The workforce study provides an overview of the existing, relevant regional training programmes, including grantees awarded under MassCEC’s 2018 and 2020 workforce development awards. The analysis also examines the workforce needed to achieve Massachusetts’ ambitious offshore wind goals, and the state’s ability to supply the necessary workers.
Furthermore, the report includes a focus on priority communities in which to focus workforce development efforts based on equity, need, and current workforce supply. The findings of this report will help inform the Administration’s offshore wind workforce efforts over the next several years, and is already being used by MassCEC to develop a career pathway mapping tool on its Careers Training and Education Directory.
“As Massachusetts prepares for the construction of the first commercial scale offshore wind project in the nation, our Administration is focused on ensuring our workforce is trained, ready, and offers pathways to employment for all residents, especially in the communities that can most benefit from this generational economic opportunity”, said Governor Charlie Baker.
“To ensure we maximize the economic potential of this industry and build on assets like the New Bedford Marine Commerce Terminal, our Administration is proposing a significant investment in critical port infrastructure to meet the scale of offshore wind development in the Northeast and help us achieve our ambitious climate goals”.
Constructed and operated by MassCEC, the New Bedford Marine Commerce Terminal is a 29-acre heavy-lift facility designed to support the construction, assembly, and deployment of offshore wind projects, as well as to handle bulk, break-bulk, container, and large specialty marine cargo.
In August 2020, the Massachusetts government announced the signing of lease agreements with Vineyard Wind and Mayflower Wind to utilise the New Bedford Marine Commerce Terminal as the primary staging and deployment base for the construction and installation of their offshore wind projects located in federal waters south of Martha’s Vineyard. The lease agreements commit the facility to full-time offshore wind work from 2023 into 2027 and are worth more than USD 32.5 million.
Both Vineyard Wind and Mayflower Wind are bidding to develop new projects though the state’s latest offshore wind solicitation.

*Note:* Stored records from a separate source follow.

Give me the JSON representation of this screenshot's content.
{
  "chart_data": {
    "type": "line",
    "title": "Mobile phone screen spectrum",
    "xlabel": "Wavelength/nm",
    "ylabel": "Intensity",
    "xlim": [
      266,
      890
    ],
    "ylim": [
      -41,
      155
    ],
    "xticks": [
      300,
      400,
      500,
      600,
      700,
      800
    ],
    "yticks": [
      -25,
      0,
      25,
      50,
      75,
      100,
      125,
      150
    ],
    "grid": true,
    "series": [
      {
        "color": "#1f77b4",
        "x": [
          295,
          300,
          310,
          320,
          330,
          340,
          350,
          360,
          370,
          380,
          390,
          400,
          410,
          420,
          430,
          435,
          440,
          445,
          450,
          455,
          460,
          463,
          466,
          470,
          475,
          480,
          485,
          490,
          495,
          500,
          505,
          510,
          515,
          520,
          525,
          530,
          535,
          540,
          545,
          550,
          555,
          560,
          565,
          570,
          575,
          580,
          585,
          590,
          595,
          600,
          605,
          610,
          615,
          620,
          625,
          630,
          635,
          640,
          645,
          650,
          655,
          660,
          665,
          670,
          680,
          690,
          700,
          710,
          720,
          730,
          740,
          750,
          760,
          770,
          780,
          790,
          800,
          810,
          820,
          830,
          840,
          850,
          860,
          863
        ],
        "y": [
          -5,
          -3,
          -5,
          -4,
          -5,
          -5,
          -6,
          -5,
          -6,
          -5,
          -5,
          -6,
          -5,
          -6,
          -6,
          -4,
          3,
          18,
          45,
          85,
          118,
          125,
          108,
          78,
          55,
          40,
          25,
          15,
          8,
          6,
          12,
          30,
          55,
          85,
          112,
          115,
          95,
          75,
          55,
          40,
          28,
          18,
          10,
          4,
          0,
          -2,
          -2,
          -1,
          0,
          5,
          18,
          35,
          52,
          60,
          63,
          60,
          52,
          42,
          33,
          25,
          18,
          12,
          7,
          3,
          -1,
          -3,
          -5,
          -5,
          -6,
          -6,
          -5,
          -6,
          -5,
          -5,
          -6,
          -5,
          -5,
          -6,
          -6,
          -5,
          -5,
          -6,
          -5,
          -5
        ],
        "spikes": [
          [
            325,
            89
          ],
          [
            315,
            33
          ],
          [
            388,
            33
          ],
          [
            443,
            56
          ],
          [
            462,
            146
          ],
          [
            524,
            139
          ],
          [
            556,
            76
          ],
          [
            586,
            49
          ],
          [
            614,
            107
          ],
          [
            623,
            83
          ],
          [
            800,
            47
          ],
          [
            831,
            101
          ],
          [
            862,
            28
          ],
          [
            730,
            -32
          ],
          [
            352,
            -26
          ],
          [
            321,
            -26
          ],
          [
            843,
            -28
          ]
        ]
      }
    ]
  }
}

Mayflower Wind, a 50/50 joint venture between Shell New Energies US LLC and Ocean Winds, has just announced that it had filed proposals as part of Massachusetts’ 83C III offshore wind energy procurement, with the largest scenario including a 1,200 MW project. If successful, the developer plans to establish an operations and maintenance (O&M) port in Fall River at the Borden & Remington Ironworks complex.
Vineyard Wind has submitted two proposals for offshore wind energy projects in Massachusetts, offering options of approximately 800 MW and 1,200 MW. The proposals, named Commonwealth Wind, include the development of an offshore wind project in an area just south of the Vineyard Wind 1 and Park City Wind.
Massachusetts, which has already procured 1,600 MW of offshore wind capacity as a result of An Act Relative to Energy Diversity signed into law in 2016, will procure an additional 2,400 MW of offshore wind energy by 2027, bringing the total to 4 GW by that time.
The new target for additional offshore wind capacity has been enabled by a comprehensive climate change legislation Governor Charlie Baker signed on 26 March, only a few days before the US announced its national target of 30 GW of offshore wind by 2030.